Sexual and reproductive health rights (SRHR) in the WANA region are not sufficiently recognised nor protected. SRHR content touches upon, among other things, protection from sexually transmitted diseases, access to contraception, sexual pleasure, gender equality, and the health of mothers and children in all stages of their lives, as well as their roles in society. Various factors, such as socioeconomic status, societal norms, tradition, access to education, local laws, and family environment, hinder access to SRHR-related information and educational content. Especially in the WANA region, this translates into a lack of access to abortion services and difficulty accessing contraceptives, among other challenges. Societal and state actors’ failure to provide adequate education on sexual and reproductive health is often substituted by information available online and disseminated on social media. Social media platforms, however, have content moderation policies that impede the circulation of SRHR content, posing a serious challenge to rights activists, educators, experts, and NGOs active in the sector, as well as affected individuals seeking and imparting information.
Policies around SRHR content are not clear on all platforms subjected to our study. Companies do not have specific policies that deal with SRHR content, vague mentions of SRHR are found in advertising policies, or the community guidelines’ “adult”, “sexual”, “mature” or “adult products and services” content policies (X, Youtube, Instagram, Facebook). TikTok clearly states it allows reproductive health and sex education content in its “sensitive and mature themes”.
Without comprehensive and targeted policies about SRHR, platforms tend to unjustifiably, without further reasoning and mostly through automation, remove or restrict posts, ads, and accounts. This practice has major impacts not only on SRHR but also on freedom of expression, as this creates self-censorship practices for users and SRHR-promoting civil society organizations. The unclear moderation of SRHR often results in contradictory and inconsistent content moderation decisions, leaving users without a proper understanding of what content is permissible online, how it is moderated, and what the appeal processes entail. In addition, platforms often adopt different practices across the globe that can be considered biased towards users in the SWANA region.
Advertisement policies related to SRHR content on all platforms included in the study place several restrictions on promoting content, services, and products related to SRHR and wellbeing, mainly under community guidelines that ban nudity and sexual content, in addition to regulations banning certain advertising for certain “adult” products and services. This leads to self-censorship amongst rights activists, educators, experts, and NGOs active in the sector. For example, promoting non-prescription contraceptives is prohibited in Egypt on X. Also, Google doesn’t allow ads related to birth control or fertility products in countries such as Bahrain, Djibouti, Egypt, Iraq, Jordan, Kuwait, Lebanon, Libya, Morocco, Oman, Palestinian Territory, Qatar, Saudi Arabia, Syria, Tunisia, United Arab Emirates, Yemen, etc.

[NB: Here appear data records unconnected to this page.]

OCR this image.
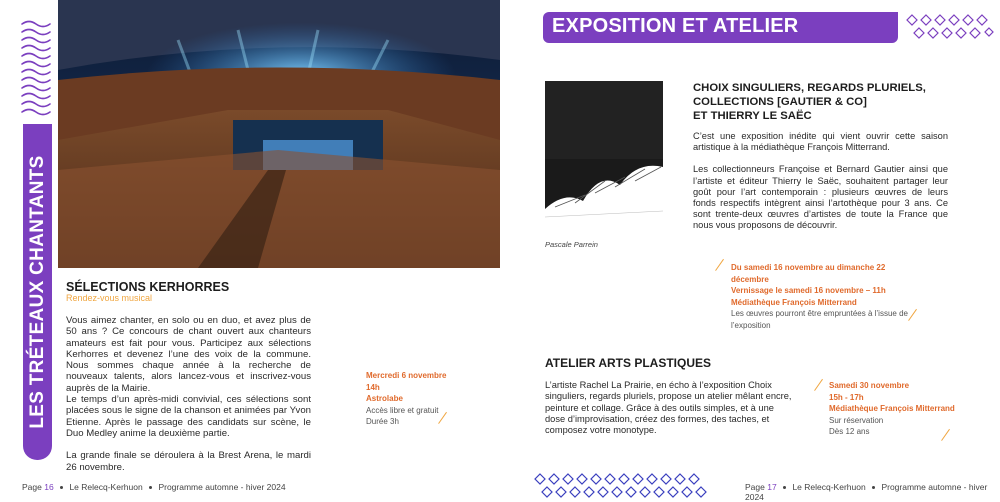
LES TRÉTEAUX CHANTANTS SÉLECTIONS KERHORRES
Rendez-vous musical

Vous aimez chanter, en solo ou en duo, et avez plus de 50 ans ? Ce concours de chant ouvert aux chanteurs amateurs est fait pour vous. Participez aux sélections Kerhorres et devenez l’une des voix de la commune. Nous sommes chaque année à la recherche de nouveaux talents, alors lancez-vous et inscrivez-vous auprès de la Mairie.

Le temps d’un après-midi convivial, ces sélections sont placées sous le signe de la chanson et animées par Yvon Etienne. Après le passage des candidats sur scène, le Duo Medley anime la deuxième partie.

La grande finale se déroulera à la Brest Arena, le mardi 26 novembre.

Mercredi 6 novembre
14h
Astrolabe
Accès libre et gratuit
Durée 3h
Page 16 Le Relecq-Kerhuon Programme automne - hiver 2024
EXPOSITION ET ATELIER
Pascale Parrein
CHOIX SINGULIERS, REGARDS PLURIELS,
COLLECTIONS [GAUTIER & CO]
ET THIERRY LE SAËC

C’est une exposition inédite qui vient ouvrir cette saison artistique à la médiathèque François Mitterrand.

Les collectionneurs Françoise et Bernard Gautier ainsi que l’artiste et éditeur Thierry le Saëc, souhaitent partager leur goût pour l’art contemporain : plusieurs œuvres de leurs fonds respectifs intègrent ainsi l’artothèque pour 3 ans. Ce sont trente-deux œuvres d’artistes de toute la France que nous vous proposons de découvrir.

Du samedi 16 novembre au dimanche 22 décembre
Vernissage le samedi 16 novembre – 11h
Médiathèque François Mitterrand
Les œuvres pourront être empruntées à l’issue de l’exposition
ATELIER ARTS PLASTIQUES

L’artiste Rachel La Prairie, en écho à l’exposition Choix singuliers, regards pluriels, propose un atelier mêlant encre, peinture et collage. Grâce à des outils simples, et à une dose d’improvisation, créez des formes, des taches, et composez votre monotype.

Samedi 30 novembre
15h - 17h
Médiathèque François Mitterrand
Sur réservation
Dès 12 ans
Page 17 Le Relecq-Kerhuon Programme automne - hiver 2024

To address these issues, platforms need to adopt clear, comprehensive and rights-based policies on SRHR and adopt a series of measures.
- We call on platforms to clarify the reasoning for restricting any “adult” and “sexual” content.

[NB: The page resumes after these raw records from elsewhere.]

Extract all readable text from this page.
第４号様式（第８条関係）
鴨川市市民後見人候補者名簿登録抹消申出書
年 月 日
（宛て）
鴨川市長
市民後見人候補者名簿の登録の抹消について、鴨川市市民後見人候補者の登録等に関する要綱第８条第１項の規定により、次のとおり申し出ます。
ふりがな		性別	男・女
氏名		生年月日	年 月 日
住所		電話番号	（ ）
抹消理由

- Platforms should enforce and improve exceptions for educational, medical, scientific, and artistic content, and review advertising policies on sexual and reproductive health and wellbeing.

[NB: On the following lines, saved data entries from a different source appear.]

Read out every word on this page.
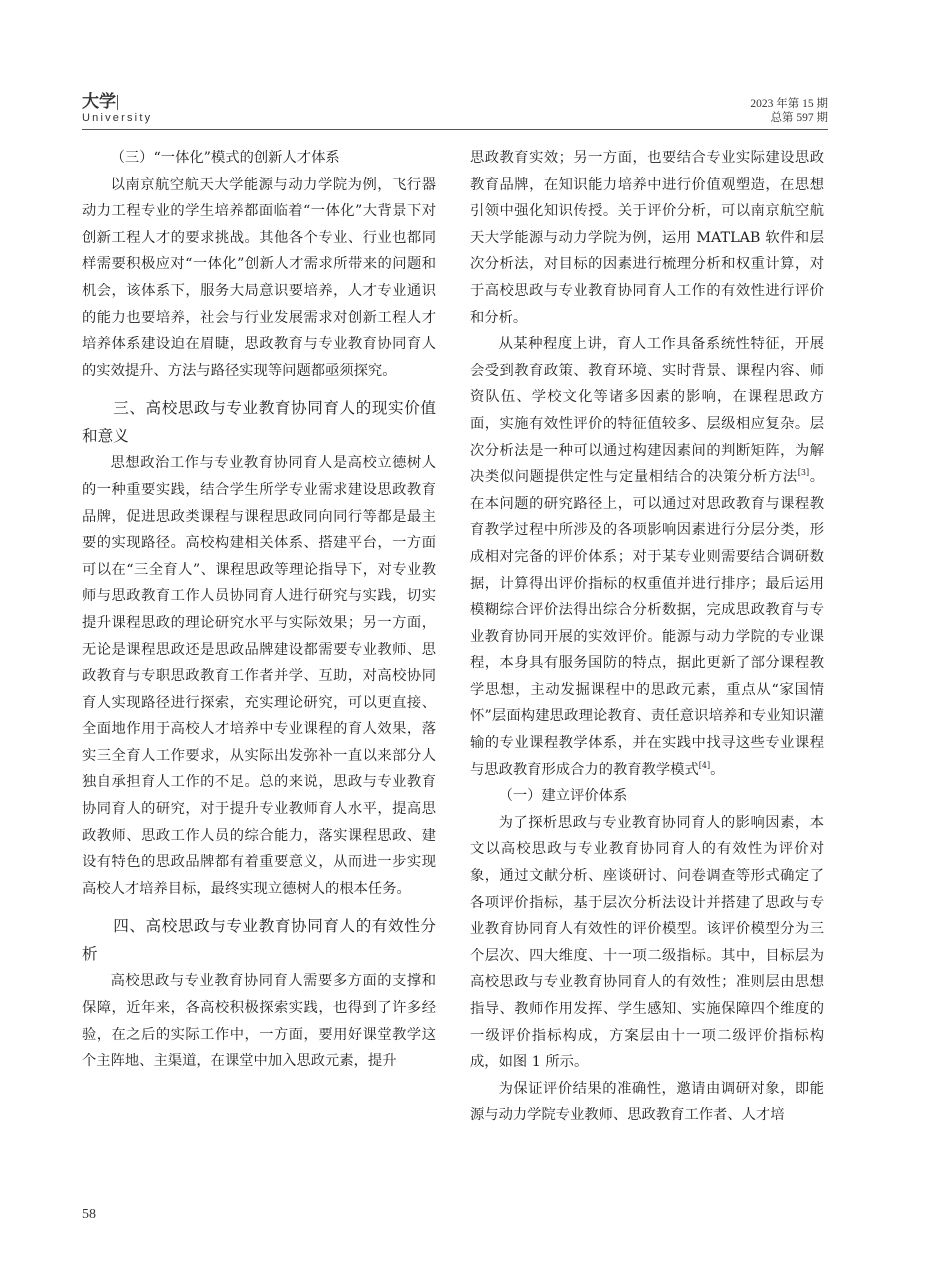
大学
University
2023 年第 15 期
总第 597 期

（三）“一体化”模式的创新人才体系

以南京航空航天大学能源与动力学院为例，飞行器动力工程专业的学生培养都面临着“一体化”大背景下对创新工程人才的要求挑战。其他各个专业、行业也都同样需要积极应对“一体化”创新人才需求所带来的问题和机会，该体系下，服务大局意识要培养，人才专业通识的能力也要培养，社会与行业发展需求对创新工程人才培养体系建设迫在眉睫，思政教育与专业教育协同育人的实效提升、方法与路径实现等问题都亟须探究。

三、高校思政与专业教育协同育人的现实价值和意义

思想政治工作与专业教育协同育人是高校立德树人的一种重要实践，结合学生所学专业需求建设思政教育品牌，促进思政类课程与课程思政同向同行等都是最主要的实现路径。高校构建相关体系、搭建平台，一方面可以在“三全育人”、课程思政等理论指导下，对专业教师与思政教育工作人员协同育人进行研究与实践，切实提升课程思政的理论研究水平与实际效果；另一方面，无论是课程思政还是思政品牌建设都需要专业教师、思政教育与专职思政教育工作者并学、互助，对高校协同育人实现路径进行探索，充实理论研究，可以更直接、全面地作用于高校人才培养中专业课程的育人效果，落实三全育人工作要求，从实际出发弥补一直以来部分人独自承担育人工作的不足。总的来说，思政与专业教育协同育人的研究，对于提升专业教师育人水平，提高思政教师、思政工作人员的综合能力，落实课程思政、建设有特色的思政品牌都有着重要意义，从而进一步实现高校人才培养目标，最终实现立德树人的根本任务。

四、高校思政与专业教育协同育人的有效性分析

高校思政与专业教育协同育人需要多方面的支撑和保障，近年来，各高校积极探索实践，也得到了许多经验，在之后的实际工作中，一方面，要用好课堂教学这个主阵地、主渠道，在课堂中加入思政元素，提升

思政教育实效；另一方面，也要结合专业实际建设思政教育品牌，在知识能力培养中进行价值观塑造，在思想引领中强化知识传授。关于评价分析，可以南京航空航天大学能源与动力学院为例，运用 MATLAB 软件和层次分析法，对目标的因素进行梳理分析和权重计算，对于高校思政与专业教育协同育人工作的有效性进行评价和分析。

从某种程度上讲，育人工作具备系统性特征，开展会受到教育政策、教育环境、实时背景、课程内容、师资队伍、学校文化等诸多因素的影响，在课程思政方面，实施有效性评价的特征值较多、层级相应复杂。层次分析法是一种可以通过构建因素间的判断矩阵，为解决类似问题提供定性与定量相结合的决策分析方法[3]。在本问题的研究路径上，可以通过对思政教育与课程教育教学过程中所涉及的各项影响因素进行分层分类，形成相对完备的评价体系；对于某专业则需要结合调研数据，计算得出评价指标的权重值并进行排序；最后运用模糊综合评价法得出综合分析数据，完成思政教育与专业教育协同开展的实效评价。能源与动力学院的专业课程，本身具有服务国防的特点，据此更新了部分课程教学思想，主动发掘课程中的思政元素，重点从“家国情怀”层面构建思政理论教育、责任意识培养和专业知识灌输的专业课程教学体系，并在实践中找寻这些专业课程与思政教育形成合力的教育教学模式[4]。

（一）建立评价体系

为了探析思政与专业教育协同育人的影响因素，本文以高校思政与专业教育协同育人的有效性为评价对象，通过文献分析、座谈研讨、问卷调查等形式确定了各项评价指标，基于层次分析法设计并搭建了思政与专业教育协同育人有效性的评价模型。该评价模型分为三个层次、四大维度、十一项二级指标。其中，目标层为高校思政与专业教育协同育人的有效性；准则层由思想指导、教师作用发挥、学生感知、实施保障四个维度的一级评价指标构成，方案层由十一项二级评价指标构成，如图 1 所示。

为保证评价结果的准确性，邀请由调研对象，即能源与动力学院专业教师、思政教育工作者、人才培

58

- We recommend that platforms clarify the reason SRHR-related ads are subject to increased restriction. Platforms should also be fully transparent about restrictions on visibility, as well as improve the content moderation appeal process to cover all types of restrictions, including removal of content, ad rejections, suspension of accounts, pages, advertising accounts, and decisions to decrease the visibility of content and accounts globally.
- Moreover, platforms should provide comprehensive training for human moderators to equip them in recognizing SRHR content and dedicate resources for fair and human rights-centred content moderation in the region. Lastly, platforms should take action against users abusing flagging mechanisms by reporting content frivolously. To achieve this, platforms should check diligently whether the flagged content should actually be removed or if the mechanism has been used to censor content permitted by the platform.
We call on social media companies to enforce all necessary measures to ensure that SRHR content is protected online. This includes in particular performing human rights due diligence including examining their policies’ and practices’ impacts on SRHR, as well as addressing reports of bias toward the region and its languages and dialects, in addition to double standards in moderation of content dealing with female anatomy and sexual pleasure. Platforms must also increase their transparency regarding all issues related to SRHR, including how they moderate SRHR-related content.